Reporting online in the Nov. 9-13 issue of the Proceedings of the National Academy of Sciences, researchers from the Wake Forest Institute for Regenerative Medicine say their tissue engineering methods could one day help reconstruct and restore function to damaged or diseased penile tissue in men.
"Further studies are required, of course, but our results are encouraging and suggest that the technology has considerable potential for patients who need penile reconstruction," says Anthony Atala, MD, director of the institute and co-author of the study. "Our hope is that patients with congenital abnormalities, penile cancer, traumatic injury and some cases of erectile dysfunction will benefit from this technology in the future."
The authors say they've had success using cells from rabbits to grow replacement penile tissue in the laboratory for the animals. But repairing diseased or damaged penile tissue, they say, has been a challenge because of its complex function and structure.
There's currently no replacement for the tissue. A number of surgeries have been tried, but natural erectile function has generally not been restored, the researchers say.
Engineering Erectile Tissue
At Wake Forest, scientists set out to find a solution by working to engineer replacement tissue in the laboratory. In an earlier study, they engineered short segments of erectile tissue for rabbits that had 50% of the function of native tissue.

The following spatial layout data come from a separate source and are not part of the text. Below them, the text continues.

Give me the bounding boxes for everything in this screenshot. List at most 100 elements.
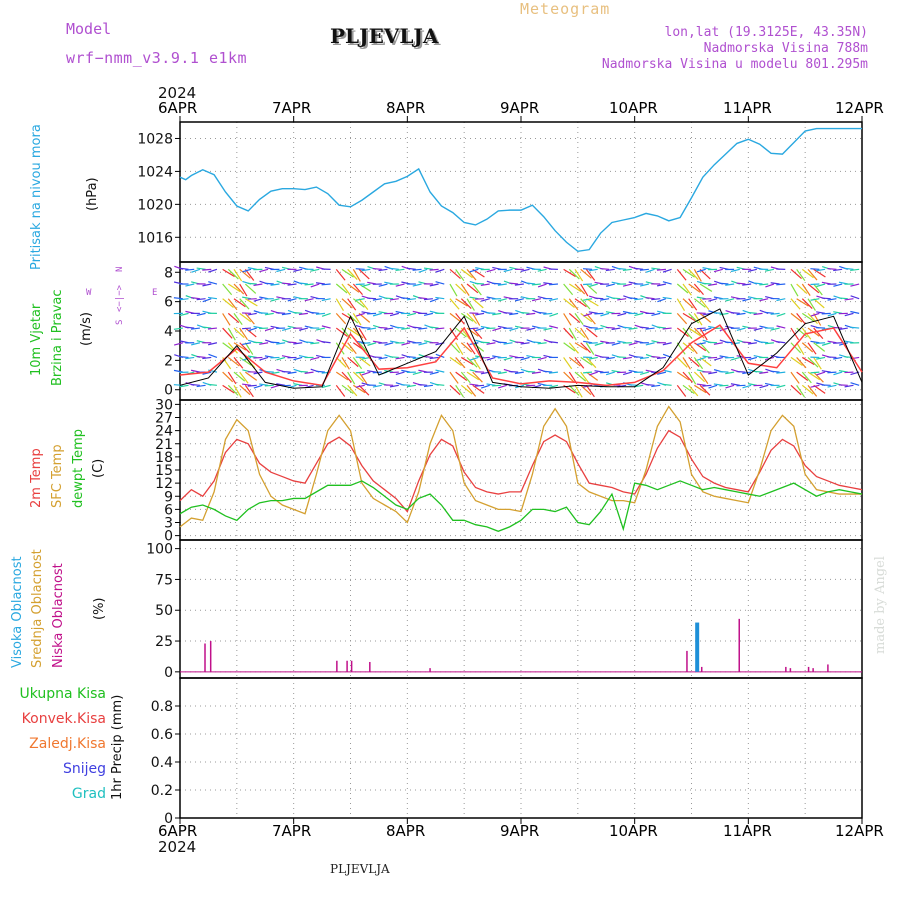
wind-barb [227,371,237,385]
cloud-low-bar [807,666,810,672]
wind-barb [682,298,694,309]
wind-barb [304,298,314,302]
wind-barb [821,342,831,346]
wind-barb [429,268,439,271]
wind-barb [850,326,860,329]
wind-barb [702,355,712,359]
wind-barb [696,268,706,273]
wind-barb [222,327,233,339]
wind-barb [807,298,816,311]
wind-barb [253,298,263,302]
wind-barb [475,327,485,332]
wind-barb [645,383,655,386]
date-label: 10APR [609,99,658,117]
wind-barb [838,369,848,373]
y-tick-label: 18 [155,450,173,466]
wind-barb [776,371,786,374]
wind-barb [759,371,769,374]
wind-barb [466,298,475,311]
wind-barb [264,384,274,387]
wind-barb [656,356,666,360]
wind-barb [708,298,718,302]
wind-barb [548,371,559,374]
wind-barb [639,268,649,271]
wind-barb [563,283,574,296]
wind-barb [179,312,189,317]
wind-barb [514,298,524,302]
wind-barb [227,342,238,354]
wind-barb [753,312,763,316]
wind-barb [472,371,483,383]
wind-barb [531,341,541,344]
wind-barb [850,310,860,314]
wind-barb [776,283,786,286]
wind-barb [702,282,712,285]
wind-barb [449,371,459,384]
wind-barb [605,283,615,287]
temp-2m-line [179,429,863,513]
wind-barb [742,341,752,344]
wind-barb [796,342,805,356]
wind-barb [239,312,252,323]
wind-barb [568,356,581,367]
wind-barb [460,268,473,279]
wind-barb [460,371,471,384]
wind-barb [276,356,286,361]
wind-barb [713,383,723,386]
wind-barb [770,370,780,373]
wind-barb [208,268,218,273]
wind-barb [173,297,183,300]
wind-barb [335,371,349,381]
wind-barb [412,326,422,329]
wind-barb [796,384,805,398]
wind-barb [259,383,269,386]
wind-barb [287,283,297,286]
wind-barb [384,327,394,331]
wind-barb [583,340,593,344]
wind-barb [196,384,206,388]
wind-barb [509,282,519,285]
wind-barb [412,268,422,271]
cloud-low-bar [204,643,206,672]
wind-barb [719,312,729,316]
wind-barb [341,371,352,383]
wind-barb [676,371,690,381]
wind-barb [790,356,803,366]
wind-barb [796,268,806,282]
wind-barb [341,298,353,309]
wind-barb [492,384,502,387]
wind-barb [202,356,212,360]
cloud-low-bar [789,668,792,672]
wind-barb [656,283,667,287]
wind-barb [594,370,604,373]
wind-barb [696,296,706,300]
wind-barb [563,342,576,352]
wind-barb [406,312,417,317]
wind-barb [469,383,479,386]
lonlat-label: lon,lat (19.3125E, 43.35N) [664,25,869,40]
wind-barb [622,356,632,360]
wind-barb [790,384,802,396]
wind-barb [358,371,368,385]
wind-barb [827,312,837,317]
wind-barb [574,385,583,398]
wind-barb [475,312,485,316]
wind-barb [358,384,370,396]
wind-barb [699,342,710,354]
wind-barb [776,298,786,302]
wind-barb [435,281,445,285]
wind-barb [367,370,377,373]
wind-barb [827,298,837,301]
wind-barb [764,311,774,314]
wind-barb [245,371,258,381]
wind-barb [412,371,422,376]
wind-barb [676,298,686,312]
model-label: Model [66,20,112,38]
wind-barb [293,268,303,272]
wind-barb [287,298,297,302]
wind-barb [435,327,445,330]
wind-barb [688,384,699,397]
wind-barb [358,268,370,280]
wind-barb [568,384,580,396]
wind-barb [233,371,246,382]
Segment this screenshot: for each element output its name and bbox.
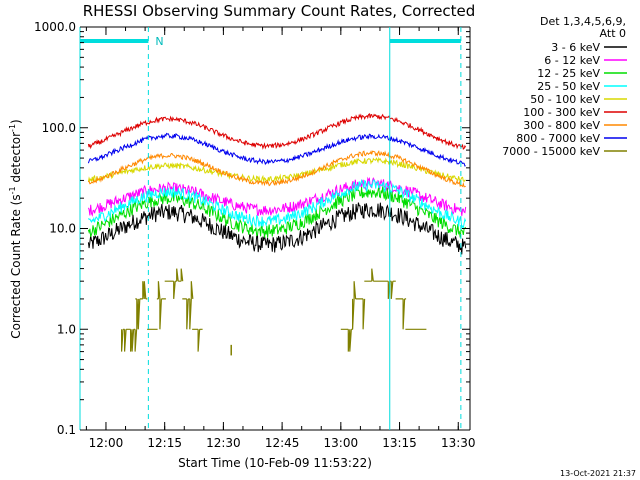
- series-line: [87, 132, 466, 167]
- flare-trace-segment: [156, 281, 166, 330]
- footer-timestamp: 13-Oct-2021 21:37: [560, 469, 636, 478]
- series-line: [87, 186, 467, 238]
- y-tick-label: 100.0: [42, 121, 76, 135]
- x-axis-label: Start Time (10-Feb-09 11:53:22): [178, 456, 372, 470]
- series-line: [87, 156, 466, 184]
- legend-label: 7000 - 15000 keV: [502, 145, 600, 158]
- y-tick-label: 10.0: [49, 222, 76, 236]
- time-markers: [79, 27, 462, 430]
- x-tick-label: 13:00: [324, 436, 359, 450]
- x-axis: 12:00 12:15 12:30 12:45 13:00 13:15 13:30: [85, 27, 476, 450]
- series-line: [88, 150, 466, 188]
- y-tick-label: 0.1: [57, 423, 76, 437]
- legend-header-line2: Att 0: [600, 27, 626, 40]
- flare-trace-segment: [192, 328, 203, 352]
- x-tick-label: 12:00: [89, 436, 124, 450]
- night-intervals: N: [80, 35, 461, 48]
- series-line: [87, 202, 467, 255]
- series-line: [87, 178, 467, 230]
- chart-title: RHESSI Observing Summary Count Rates, Co…: [83, 2, 476, 20]
- legend-label: 100 - 300 keV: [523, 106, 600, 119]
- legend-label: 12 - 25 keV: [537, 67, 600, 80]
- flare-trace-segment: [135, 281, 148, 330]
- y-axis: 0.1 1.0 10.0 100.0 1000.0: [34, 20, 470, 437]
- x-tick-label: 12:30: [206, 436, 241, 450]
- legend-header-line1: Det 1,3,4,5,6,9,: [540, 15, 626, 28]
- x-tick-label: 12:45: [265, 436, 300, 450]
- series-layer: [87, 113, 467, 356]
- flare-trace-segment: [395, 298, 407, 330]
- legend-label: 6 - 12 keV: [544, 54, 600, 67]
- flare-trace-segment: [364, 268, 396, 299]
- y-axis-label: Corrected Count Rate (s-1 detector-1): [8, 119, 23, 338]
- flare-trace-segment: [121, 328, 138, 352]
- flare-trace-segment: [352, 281, 366, 330]
- night-label: N: [155, 35, 163, 48]
- legend-label: 25 - 50 keV: [537, 80, 600, 93]
- flare-trace-segment: [182, 281, 194, 330]
- legend-label: 800 - 7000 keV: [516, 132, 600, 145]
- legend-label: 3 - 6 keV: [551, 41, 600, 54]
- x-tick-label: 12:15: [147, 436, 182, 450]
- flare-trace-segment: [340, 328, 353, 352]
- x-tick-label: 13:15: [382, 436, 417, 450]
- y-tick-label: 1.0: [57, 322, 76, 336]
- legend-label: 300 - 800 keV: [523, 119, 600, 132]
- flare-trace-segment: [164, 268, 184, 299]
- legend-label: 50 - 100 keV: [530, 93, 600, 106]
- series-line: [87, 113, 467, 150]
- series-line: [87, 176, 467, 217]
- x-tick-label: 13:30: [441, 436, 476, 450]
- y-tick-label: 1000.0: [34, 20, 76, 34]
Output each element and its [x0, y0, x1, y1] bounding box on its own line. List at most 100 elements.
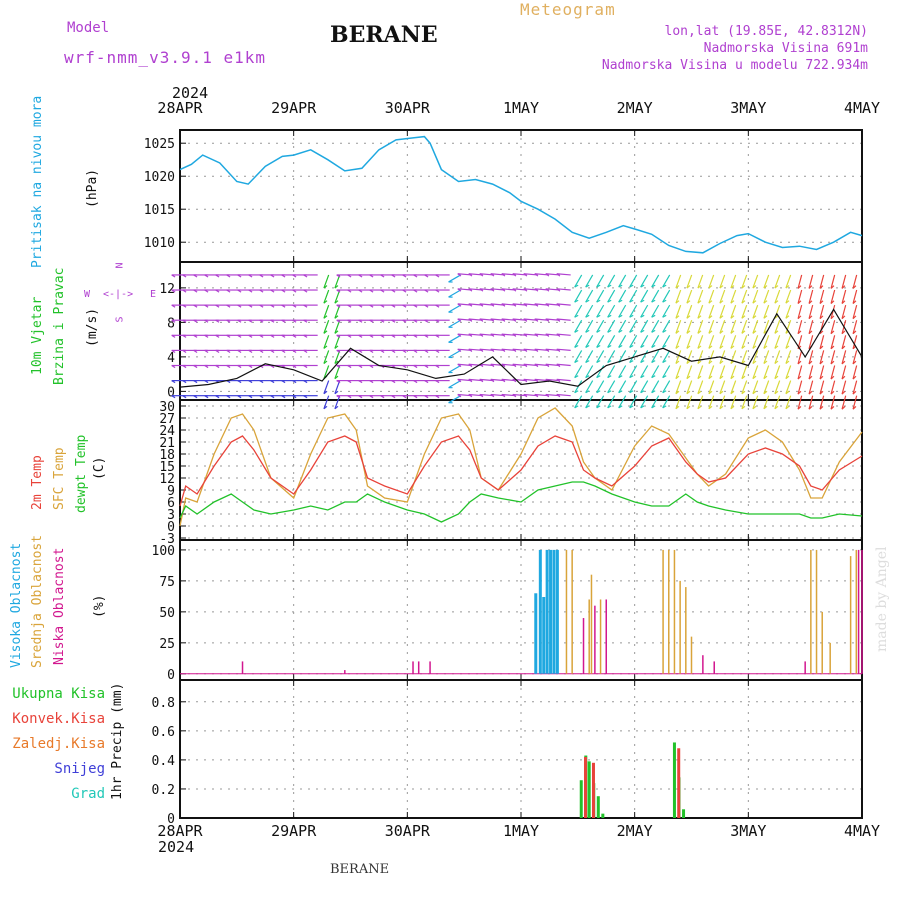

First the scientists harvested smooth muscle cells and cells that line blood vessels (called endothelial cells) from the rabbits' penile tissue. The cells were multiplied in the lab, then seeded onto a three-dimensional scaffold that provided support during tissue growth.
As early as a month after implanting the scaffold, organized tissue began to form in rabbit penises, the researchers say. Six times as many smooth muscle cells were seeded onto the scaffolding compared to their previous studies, the researchers say, which they contend was a key to success.
"Increasing the density of smooth muscle cells led to normal erectile pressures within the tissue," says Atala.
Testing showed that blood vessel measures of erectile function were comparable to normal erectile tissue. When the rabbits' with re-engineered penises mated with females, vaginal swabs contained sperm in eight of 12 instances, and four of 12 females became pregnant.
Rabbits with the engineered penises attempted to have sex with females within a minute of the time they met. Rabbits that had not been given the implanted tissue did not attempt copulation, in most cases, and there was no evidence of sperm on any swabs.
Atala says the results are encouraging and "indicate the possibility of using laboratory-engineered tissue in men" who need reconstructive procedures. Currently, a lack of erectile tissue prevents scientists from restoring sexual function to such men, the researchers say.
Atala worked with researchers Kuo-Liang Chen, MD, at China Medical University Hospital in Taiwan, Daniel Eberli, MD, University of Zurich in Switzerland, and James Yoo, MD, PhD, at Wake Forest. Both Chen and Eberli were at Wake Forest when the research was done.